Resta saber agora quem irá conquistar a “onda verde” de votos da candidata do PV, Marina Silva: José Serra (PSDB) ou Dilma Rousseff (PT)? Para se eleger no segundo turno, Serra precisa manter o número de votos que teve no primeiro turno e atrair, em números redondos, 85% dos votos dados a Marina. Já Rousseff, conservando o que teve, precisa ganhar apenas 20% dos votos conferidos à Marina. A confirmação do segundo turno presidencial indica que o entorno de Dilma Rousseff subestimou a dimensão da "onda verde".
Errou feio
O presidente Lula ficou rouco de tanto garantir a vitória de Dilma Rousseff no primeiro turno. Mas as urnas mostraram outra coisa, confirmando que haveria segundo turno. Lula errou feio. Os institutos de pesquisa e Lula foram incapazes de antecipar o tamanho que ganharia a “onda verde”. Não enxergaram também que Serra crescera na reta final da campanha. Agora, convenhamos, o segundo turno não é uma segunda eleição. Quem votou em Dilma, por exemplo, não tem motivos para votar em Serra no segundo turno.
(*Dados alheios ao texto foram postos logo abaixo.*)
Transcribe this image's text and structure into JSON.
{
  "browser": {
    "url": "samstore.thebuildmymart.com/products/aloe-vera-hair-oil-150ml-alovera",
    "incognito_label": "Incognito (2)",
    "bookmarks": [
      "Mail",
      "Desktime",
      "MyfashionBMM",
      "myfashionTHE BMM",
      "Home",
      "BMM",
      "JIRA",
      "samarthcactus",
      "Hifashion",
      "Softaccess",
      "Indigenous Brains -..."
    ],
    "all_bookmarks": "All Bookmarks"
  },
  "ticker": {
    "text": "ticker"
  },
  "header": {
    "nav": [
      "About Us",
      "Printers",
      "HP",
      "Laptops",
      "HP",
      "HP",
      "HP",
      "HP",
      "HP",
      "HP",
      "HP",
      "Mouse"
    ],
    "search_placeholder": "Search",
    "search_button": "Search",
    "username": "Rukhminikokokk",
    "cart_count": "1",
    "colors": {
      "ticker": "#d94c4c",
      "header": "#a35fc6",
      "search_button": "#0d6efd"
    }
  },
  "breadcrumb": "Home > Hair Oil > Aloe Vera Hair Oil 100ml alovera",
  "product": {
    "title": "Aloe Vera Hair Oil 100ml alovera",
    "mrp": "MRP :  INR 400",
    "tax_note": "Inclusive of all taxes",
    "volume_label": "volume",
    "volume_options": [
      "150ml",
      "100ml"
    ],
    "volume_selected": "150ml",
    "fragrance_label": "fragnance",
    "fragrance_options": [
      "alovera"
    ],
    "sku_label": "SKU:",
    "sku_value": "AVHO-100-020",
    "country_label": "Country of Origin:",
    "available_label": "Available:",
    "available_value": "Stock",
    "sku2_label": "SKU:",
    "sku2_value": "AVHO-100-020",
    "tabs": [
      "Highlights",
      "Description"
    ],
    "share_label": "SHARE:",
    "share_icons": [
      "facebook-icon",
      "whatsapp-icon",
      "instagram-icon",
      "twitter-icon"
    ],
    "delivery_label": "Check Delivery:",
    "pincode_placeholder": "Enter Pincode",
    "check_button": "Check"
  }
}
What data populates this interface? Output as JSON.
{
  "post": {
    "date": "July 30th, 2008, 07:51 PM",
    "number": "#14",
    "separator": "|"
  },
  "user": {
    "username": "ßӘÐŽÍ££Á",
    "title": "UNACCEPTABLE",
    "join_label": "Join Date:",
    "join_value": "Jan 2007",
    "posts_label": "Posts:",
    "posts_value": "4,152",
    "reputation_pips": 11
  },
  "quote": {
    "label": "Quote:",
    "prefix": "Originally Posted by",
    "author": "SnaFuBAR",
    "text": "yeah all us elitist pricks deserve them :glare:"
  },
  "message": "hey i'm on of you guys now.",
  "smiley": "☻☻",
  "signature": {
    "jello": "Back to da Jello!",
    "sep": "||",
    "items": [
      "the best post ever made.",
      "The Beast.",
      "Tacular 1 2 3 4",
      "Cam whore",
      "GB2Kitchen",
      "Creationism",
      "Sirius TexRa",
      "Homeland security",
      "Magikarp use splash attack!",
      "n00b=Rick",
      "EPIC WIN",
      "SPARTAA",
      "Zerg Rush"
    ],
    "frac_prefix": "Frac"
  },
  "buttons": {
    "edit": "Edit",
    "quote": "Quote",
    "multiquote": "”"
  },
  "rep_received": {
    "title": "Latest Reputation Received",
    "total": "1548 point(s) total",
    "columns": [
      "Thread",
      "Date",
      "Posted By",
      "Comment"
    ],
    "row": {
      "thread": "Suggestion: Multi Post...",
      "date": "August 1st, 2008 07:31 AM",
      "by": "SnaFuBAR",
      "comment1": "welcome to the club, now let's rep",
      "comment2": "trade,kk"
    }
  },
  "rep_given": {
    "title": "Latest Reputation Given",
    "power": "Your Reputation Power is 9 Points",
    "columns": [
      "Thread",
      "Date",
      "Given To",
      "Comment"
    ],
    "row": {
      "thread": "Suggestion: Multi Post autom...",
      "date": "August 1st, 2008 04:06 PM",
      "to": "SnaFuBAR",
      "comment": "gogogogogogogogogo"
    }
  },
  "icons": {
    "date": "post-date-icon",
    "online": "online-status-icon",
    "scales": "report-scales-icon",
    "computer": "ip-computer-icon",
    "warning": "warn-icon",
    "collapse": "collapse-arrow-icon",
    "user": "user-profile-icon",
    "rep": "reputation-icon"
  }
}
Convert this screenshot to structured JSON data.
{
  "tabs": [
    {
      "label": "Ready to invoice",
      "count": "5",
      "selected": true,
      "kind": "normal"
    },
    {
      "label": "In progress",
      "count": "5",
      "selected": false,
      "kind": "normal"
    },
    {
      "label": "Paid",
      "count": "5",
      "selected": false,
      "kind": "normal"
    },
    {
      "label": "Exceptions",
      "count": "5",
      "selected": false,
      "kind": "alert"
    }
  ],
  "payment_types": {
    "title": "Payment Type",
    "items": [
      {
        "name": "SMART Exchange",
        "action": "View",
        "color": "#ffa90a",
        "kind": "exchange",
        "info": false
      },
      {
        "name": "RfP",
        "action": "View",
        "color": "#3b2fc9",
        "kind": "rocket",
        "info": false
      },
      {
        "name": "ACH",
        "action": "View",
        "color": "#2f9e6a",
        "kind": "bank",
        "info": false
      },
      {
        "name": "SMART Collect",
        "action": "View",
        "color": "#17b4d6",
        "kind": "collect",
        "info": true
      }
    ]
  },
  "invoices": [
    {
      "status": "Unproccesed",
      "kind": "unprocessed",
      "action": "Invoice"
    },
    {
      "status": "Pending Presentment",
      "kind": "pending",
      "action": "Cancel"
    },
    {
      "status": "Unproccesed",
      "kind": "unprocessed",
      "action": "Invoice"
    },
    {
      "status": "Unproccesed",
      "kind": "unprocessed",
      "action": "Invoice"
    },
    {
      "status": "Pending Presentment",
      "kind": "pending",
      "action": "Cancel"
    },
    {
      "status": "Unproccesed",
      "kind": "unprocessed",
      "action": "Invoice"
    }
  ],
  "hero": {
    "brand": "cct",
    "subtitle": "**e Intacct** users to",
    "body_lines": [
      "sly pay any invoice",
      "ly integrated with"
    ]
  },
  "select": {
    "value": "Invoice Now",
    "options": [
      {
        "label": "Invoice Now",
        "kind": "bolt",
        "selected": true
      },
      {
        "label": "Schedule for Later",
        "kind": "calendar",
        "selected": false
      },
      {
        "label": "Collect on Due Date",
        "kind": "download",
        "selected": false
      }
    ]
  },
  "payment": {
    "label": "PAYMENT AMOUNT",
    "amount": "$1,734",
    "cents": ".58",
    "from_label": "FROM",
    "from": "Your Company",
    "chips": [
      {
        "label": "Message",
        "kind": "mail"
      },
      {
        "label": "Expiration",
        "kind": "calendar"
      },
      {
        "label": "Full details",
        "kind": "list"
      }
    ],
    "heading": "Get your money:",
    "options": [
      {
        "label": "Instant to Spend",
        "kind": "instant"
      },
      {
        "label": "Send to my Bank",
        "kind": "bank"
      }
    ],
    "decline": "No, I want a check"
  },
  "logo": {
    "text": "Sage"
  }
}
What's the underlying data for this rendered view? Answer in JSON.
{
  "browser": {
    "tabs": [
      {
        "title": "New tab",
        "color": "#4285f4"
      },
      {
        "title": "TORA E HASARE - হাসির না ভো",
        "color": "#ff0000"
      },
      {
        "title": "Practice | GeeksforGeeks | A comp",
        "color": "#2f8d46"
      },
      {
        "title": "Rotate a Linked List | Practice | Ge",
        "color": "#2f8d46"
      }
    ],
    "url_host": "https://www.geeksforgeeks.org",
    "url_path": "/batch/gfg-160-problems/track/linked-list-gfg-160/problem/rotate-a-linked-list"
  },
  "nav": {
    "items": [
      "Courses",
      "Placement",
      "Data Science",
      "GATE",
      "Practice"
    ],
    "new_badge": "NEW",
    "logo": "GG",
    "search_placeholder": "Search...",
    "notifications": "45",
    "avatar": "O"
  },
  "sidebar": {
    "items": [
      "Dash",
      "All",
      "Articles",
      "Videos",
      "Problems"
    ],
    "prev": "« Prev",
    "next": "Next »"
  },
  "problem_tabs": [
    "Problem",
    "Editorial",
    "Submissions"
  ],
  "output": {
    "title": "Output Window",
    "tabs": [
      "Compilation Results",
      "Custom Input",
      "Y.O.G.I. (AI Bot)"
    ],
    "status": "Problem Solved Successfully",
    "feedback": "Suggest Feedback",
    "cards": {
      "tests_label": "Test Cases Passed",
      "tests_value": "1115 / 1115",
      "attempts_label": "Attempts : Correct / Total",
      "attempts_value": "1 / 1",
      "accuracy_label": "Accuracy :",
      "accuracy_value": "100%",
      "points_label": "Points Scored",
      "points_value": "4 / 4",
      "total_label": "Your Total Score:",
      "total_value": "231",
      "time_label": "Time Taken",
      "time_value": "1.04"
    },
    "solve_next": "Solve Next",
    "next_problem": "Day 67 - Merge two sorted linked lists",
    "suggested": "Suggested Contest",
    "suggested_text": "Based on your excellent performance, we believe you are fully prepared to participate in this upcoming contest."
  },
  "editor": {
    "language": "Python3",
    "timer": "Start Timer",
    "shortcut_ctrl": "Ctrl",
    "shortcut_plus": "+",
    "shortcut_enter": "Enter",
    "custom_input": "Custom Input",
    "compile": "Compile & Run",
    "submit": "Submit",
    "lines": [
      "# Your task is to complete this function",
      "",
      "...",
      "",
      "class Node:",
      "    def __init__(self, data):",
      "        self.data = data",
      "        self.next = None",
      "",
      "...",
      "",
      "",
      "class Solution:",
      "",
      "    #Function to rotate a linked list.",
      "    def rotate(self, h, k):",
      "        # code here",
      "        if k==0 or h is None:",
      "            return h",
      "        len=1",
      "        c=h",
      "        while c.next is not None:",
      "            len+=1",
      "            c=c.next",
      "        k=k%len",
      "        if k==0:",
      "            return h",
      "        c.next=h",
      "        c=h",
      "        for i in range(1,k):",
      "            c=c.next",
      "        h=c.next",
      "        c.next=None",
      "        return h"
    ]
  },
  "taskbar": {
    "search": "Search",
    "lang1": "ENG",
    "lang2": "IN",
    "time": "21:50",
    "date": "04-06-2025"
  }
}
A recíproca também é verdadeira.
Intervenção branca
As cúpulas do PSDB e DEM preparam, a partir de hoje, uma "intervenção branca" na campanha do tucano José Serra, para iniciar a corrida do segundo turno com novo fôlego. Deverão ter maior peso nas negociações dentro do PSDB, o recém-eleito senador Aécio Neves, o governador reeleito de Minas, Antonio Anastasia, e o governador eleito do Paraná, Beto Richa. A avaliação é que a oposição não pode cometer os mesmos erros de 2006: quando o tucano Geraldo Alckmin perdeu votos e saiu menor do que entrou na segunda fase da campanha.
Festa do PT
A festa preparada com antecedência pela direção do PT para a comemoração de uma eventual vitória da candidata à presidência, Dilma Rousseff, ainda no primeiro turno, terminou num retumbante fracasso. Pelos cálculos da Polícia Militar, cerca de 300 pessoas compareceram à área externa do Ginásio Nilson Nelson, onde participaram do ato, um número bem abaixo dos 50 mil militantes esperados pelos organizadores do evento.
Vitorioso
Após ter sido preterido pelo PSDB na disputa pela vaga de candidato à sucessão presidencial, o ex-governador de Minas Gerais, Aécio Neves, acabou assegurando à oposição uma das maiores vitórias na eleição deste ano.Com seu apoio, o governador tucano, Antonio Anastasia, conseguiu ser reeleito já no primeiro turno, com 62,72% dos votos. Com sua alta popularidade no segundo maior colégio eleitoral do país, Aécio garantiu sua vitória na disputa pelo Senado com 39,48% dos votos. E ainda ajudou o ex-presidente Itamar Franco, do PPS, aliado do tucano, a conseguir a segunda vaga no Senado, com 26,75% dos votos.